Indirectly regulated AIF products, which are attractive for private asset investment strategies, have enjoyed significant growth in Luxembourg, the UK and Switzerland.
Oisin McClenaghan, partner in Ogier’s investment funds team, said: “An indirectly regulated funds regime should be given serious consideration.
“We would share the view of the Irish Funds Industry Association that there is a legitimate commercial reason for parties using unregulated structures, whether in Ireland or elsewhere.”
He made the comments ahead of a seminar organised by Ogier which will take place at Convention Centre Dublin on Thursday 14 November.
Finance minister Jack Chambers is set to deliver the keynote address, which will reflect on the government’s recent review of the funds industry.
The review concluded that while Ireland is well placed to grow in the funds and asset management sector, the emerging backdrop means that what has worked in the past will not necessarily work into the future.

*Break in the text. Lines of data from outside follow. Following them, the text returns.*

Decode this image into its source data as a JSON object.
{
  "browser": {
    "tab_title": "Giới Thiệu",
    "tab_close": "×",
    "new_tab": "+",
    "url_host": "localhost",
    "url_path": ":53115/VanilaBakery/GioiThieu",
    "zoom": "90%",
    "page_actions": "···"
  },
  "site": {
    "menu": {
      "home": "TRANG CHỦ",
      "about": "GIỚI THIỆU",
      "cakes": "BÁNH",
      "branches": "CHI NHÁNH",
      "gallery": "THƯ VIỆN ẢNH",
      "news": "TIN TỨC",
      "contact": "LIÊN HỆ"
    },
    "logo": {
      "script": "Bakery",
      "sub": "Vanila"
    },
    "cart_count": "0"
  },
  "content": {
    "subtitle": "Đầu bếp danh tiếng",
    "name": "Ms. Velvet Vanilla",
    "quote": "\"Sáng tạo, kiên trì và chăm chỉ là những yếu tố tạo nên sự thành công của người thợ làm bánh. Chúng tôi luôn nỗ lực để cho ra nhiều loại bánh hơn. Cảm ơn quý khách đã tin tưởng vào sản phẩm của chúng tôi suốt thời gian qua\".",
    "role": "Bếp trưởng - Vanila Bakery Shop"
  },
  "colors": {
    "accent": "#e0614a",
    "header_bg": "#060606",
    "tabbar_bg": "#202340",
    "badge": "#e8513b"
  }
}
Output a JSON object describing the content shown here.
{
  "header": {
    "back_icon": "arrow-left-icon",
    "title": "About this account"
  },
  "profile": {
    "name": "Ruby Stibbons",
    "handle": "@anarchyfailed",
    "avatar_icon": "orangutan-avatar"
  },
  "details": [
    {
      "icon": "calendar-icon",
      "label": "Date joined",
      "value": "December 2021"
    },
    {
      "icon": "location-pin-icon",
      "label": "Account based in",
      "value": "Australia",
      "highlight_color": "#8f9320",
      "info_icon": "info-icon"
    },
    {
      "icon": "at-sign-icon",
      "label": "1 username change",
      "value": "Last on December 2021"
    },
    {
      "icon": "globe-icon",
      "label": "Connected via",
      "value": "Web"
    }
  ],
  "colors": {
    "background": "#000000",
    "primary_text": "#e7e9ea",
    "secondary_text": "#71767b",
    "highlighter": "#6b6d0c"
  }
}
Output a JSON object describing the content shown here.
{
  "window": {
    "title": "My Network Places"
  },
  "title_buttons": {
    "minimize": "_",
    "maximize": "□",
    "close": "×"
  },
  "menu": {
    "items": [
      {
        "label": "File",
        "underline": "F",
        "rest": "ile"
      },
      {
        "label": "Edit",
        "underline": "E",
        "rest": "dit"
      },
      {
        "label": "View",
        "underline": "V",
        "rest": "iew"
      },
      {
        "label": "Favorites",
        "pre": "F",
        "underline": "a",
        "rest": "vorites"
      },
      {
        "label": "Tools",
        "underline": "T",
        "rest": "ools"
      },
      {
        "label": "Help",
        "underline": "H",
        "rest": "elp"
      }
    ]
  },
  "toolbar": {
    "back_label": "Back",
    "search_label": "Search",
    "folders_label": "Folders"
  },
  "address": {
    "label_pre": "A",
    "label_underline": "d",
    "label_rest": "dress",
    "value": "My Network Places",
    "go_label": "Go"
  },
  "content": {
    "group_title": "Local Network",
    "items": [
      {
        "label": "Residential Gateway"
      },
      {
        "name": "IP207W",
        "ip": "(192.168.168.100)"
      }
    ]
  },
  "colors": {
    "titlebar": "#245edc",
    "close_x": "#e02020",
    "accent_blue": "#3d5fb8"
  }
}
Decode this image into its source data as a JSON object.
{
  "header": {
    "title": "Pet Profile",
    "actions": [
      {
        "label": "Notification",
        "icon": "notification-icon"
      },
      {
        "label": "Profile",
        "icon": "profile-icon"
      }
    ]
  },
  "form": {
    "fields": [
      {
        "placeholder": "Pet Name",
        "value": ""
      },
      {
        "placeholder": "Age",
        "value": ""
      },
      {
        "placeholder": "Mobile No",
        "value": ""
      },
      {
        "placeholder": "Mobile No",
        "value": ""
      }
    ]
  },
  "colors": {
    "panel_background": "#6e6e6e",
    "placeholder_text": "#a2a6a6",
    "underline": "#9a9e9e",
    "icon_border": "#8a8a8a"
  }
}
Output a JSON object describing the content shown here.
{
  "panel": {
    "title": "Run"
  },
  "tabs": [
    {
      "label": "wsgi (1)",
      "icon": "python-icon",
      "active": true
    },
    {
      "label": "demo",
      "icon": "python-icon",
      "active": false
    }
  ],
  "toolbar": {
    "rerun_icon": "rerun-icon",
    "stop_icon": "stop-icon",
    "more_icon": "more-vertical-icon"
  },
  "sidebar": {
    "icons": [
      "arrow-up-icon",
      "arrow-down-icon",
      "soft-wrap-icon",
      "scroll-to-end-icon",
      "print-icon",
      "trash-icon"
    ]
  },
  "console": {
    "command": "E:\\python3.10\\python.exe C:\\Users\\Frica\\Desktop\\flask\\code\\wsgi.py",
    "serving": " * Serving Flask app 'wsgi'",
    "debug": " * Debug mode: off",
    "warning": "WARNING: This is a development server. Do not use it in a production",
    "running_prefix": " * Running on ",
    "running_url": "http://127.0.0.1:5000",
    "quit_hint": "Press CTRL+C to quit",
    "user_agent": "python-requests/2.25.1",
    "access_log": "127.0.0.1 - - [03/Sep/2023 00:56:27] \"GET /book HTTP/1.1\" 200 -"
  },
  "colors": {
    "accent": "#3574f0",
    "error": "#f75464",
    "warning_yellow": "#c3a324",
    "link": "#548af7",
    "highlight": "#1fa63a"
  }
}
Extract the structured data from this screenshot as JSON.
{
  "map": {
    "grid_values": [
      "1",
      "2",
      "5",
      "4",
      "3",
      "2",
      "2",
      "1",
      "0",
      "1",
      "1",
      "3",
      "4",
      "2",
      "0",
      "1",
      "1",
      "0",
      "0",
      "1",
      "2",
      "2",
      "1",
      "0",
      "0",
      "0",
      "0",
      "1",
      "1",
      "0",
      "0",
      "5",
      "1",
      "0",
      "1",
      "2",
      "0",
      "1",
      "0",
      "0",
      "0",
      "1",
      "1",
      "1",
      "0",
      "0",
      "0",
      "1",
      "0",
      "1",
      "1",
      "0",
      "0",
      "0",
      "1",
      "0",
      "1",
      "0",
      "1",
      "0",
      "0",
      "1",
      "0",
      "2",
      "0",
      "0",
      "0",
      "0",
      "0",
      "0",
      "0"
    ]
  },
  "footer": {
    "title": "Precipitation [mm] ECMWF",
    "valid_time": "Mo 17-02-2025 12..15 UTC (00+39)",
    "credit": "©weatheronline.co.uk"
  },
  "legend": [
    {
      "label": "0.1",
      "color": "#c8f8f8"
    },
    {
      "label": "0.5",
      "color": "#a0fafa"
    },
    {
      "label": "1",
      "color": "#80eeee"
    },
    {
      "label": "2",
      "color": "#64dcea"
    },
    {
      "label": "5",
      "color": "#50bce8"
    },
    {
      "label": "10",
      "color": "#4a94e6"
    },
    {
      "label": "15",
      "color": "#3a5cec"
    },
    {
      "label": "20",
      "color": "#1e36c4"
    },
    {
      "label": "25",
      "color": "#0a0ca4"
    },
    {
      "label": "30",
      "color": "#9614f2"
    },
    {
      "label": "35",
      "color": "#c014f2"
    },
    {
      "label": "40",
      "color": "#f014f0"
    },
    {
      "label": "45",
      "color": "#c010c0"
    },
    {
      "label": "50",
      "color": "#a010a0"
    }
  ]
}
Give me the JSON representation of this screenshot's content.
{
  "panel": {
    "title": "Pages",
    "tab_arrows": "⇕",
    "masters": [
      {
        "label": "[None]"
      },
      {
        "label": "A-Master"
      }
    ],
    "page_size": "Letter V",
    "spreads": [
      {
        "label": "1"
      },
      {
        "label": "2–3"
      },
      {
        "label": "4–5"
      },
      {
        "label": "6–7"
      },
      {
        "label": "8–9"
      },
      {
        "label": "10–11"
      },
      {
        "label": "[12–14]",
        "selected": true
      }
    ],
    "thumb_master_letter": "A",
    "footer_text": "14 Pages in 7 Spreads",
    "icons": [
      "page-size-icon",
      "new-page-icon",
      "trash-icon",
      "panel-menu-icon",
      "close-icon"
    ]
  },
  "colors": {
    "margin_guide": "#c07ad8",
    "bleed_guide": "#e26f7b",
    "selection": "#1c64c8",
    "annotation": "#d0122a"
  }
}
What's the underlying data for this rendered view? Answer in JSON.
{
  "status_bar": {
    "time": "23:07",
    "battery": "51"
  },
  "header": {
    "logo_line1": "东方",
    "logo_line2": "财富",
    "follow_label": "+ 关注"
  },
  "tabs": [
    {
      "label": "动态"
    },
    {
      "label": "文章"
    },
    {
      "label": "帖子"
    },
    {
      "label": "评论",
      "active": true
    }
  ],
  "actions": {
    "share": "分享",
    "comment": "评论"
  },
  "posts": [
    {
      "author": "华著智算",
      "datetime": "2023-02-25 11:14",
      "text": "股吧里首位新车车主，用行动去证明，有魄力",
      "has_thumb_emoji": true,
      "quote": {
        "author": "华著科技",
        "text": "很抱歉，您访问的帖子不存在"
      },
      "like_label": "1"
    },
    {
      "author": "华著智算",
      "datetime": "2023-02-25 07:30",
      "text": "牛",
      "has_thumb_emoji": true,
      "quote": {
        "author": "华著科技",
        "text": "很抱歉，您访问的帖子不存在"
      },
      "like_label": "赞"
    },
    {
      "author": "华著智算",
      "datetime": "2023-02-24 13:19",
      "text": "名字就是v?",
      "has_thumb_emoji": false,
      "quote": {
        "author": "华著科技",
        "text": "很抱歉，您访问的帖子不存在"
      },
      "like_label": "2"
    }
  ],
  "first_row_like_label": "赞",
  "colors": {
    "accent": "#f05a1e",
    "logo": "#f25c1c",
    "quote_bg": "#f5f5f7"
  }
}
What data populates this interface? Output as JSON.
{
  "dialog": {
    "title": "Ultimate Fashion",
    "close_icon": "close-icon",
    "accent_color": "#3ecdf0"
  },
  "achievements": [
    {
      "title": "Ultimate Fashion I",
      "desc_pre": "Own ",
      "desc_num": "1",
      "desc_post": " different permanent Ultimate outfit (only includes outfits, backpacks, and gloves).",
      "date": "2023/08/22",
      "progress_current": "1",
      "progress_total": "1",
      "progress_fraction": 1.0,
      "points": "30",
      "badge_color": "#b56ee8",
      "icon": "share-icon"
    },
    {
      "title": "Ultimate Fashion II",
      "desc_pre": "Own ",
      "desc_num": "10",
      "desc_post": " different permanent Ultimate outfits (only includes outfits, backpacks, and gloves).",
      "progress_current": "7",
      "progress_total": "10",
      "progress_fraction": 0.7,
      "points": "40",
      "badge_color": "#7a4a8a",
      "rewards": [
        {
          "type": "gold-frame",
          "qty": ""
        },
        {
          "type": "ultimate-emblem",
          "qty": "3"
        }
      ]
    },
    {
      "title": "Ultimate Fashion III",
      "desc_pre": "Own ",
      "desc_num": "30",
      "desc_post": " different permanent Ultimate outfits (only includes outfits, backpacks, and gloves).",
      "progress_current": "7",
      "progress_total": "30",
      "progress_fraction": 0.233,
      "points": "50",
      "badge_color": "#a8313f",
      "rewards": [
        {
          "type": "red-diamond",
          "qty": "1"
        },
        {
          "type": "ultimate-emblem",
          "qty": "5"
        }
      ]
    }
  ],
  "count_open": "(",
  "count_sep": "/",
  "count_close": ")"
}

In its submission to the review, Irish Funds noted that while Ireland compares favourably against other fund jurisdictions, a significant inhibitor to further growth is the length of time it takes to bring product enhancements or new products to market, due to regulatory and legislative requirements.
The Ogier seminar will focus on how the industry must evolve to support continued growth in the funds sector.
Mr McClenaghan noted that the Irish funds industry lost ground to competitor jurisdictions due to delays in establishing a legal framework for investment limited partnerships (ILPs).
ILPs were finally rolled out in Ireland in 2020, and Mr McClenaghan gave credit to the finance minister for addressing ILP tax issues in Budget 2025.
“There is better understanding in the investor community of the ILP product and its availability, but it still hasn’t hit critical mass here,” he said.
“We are playing catch-up with Luxembourg on that. The recent budget addressed participation exemption to simplify and minimize ILP tax leakage.
“It is positive that the government is hearing what the industry is asking for and making these changes.”
Ireland’s market share for European-regulated funds is around 20 per cent.
Mr McClenaghan said: “We are excited about the opportunities in Ireland. The funds market is at a fairly mature stage, but we must be very nimble and adapt to innovative technologies.
“As a professional services firm, we cannot rest on our laurels. We must continue to innovate and evolve to meet the changing needs of the industry.”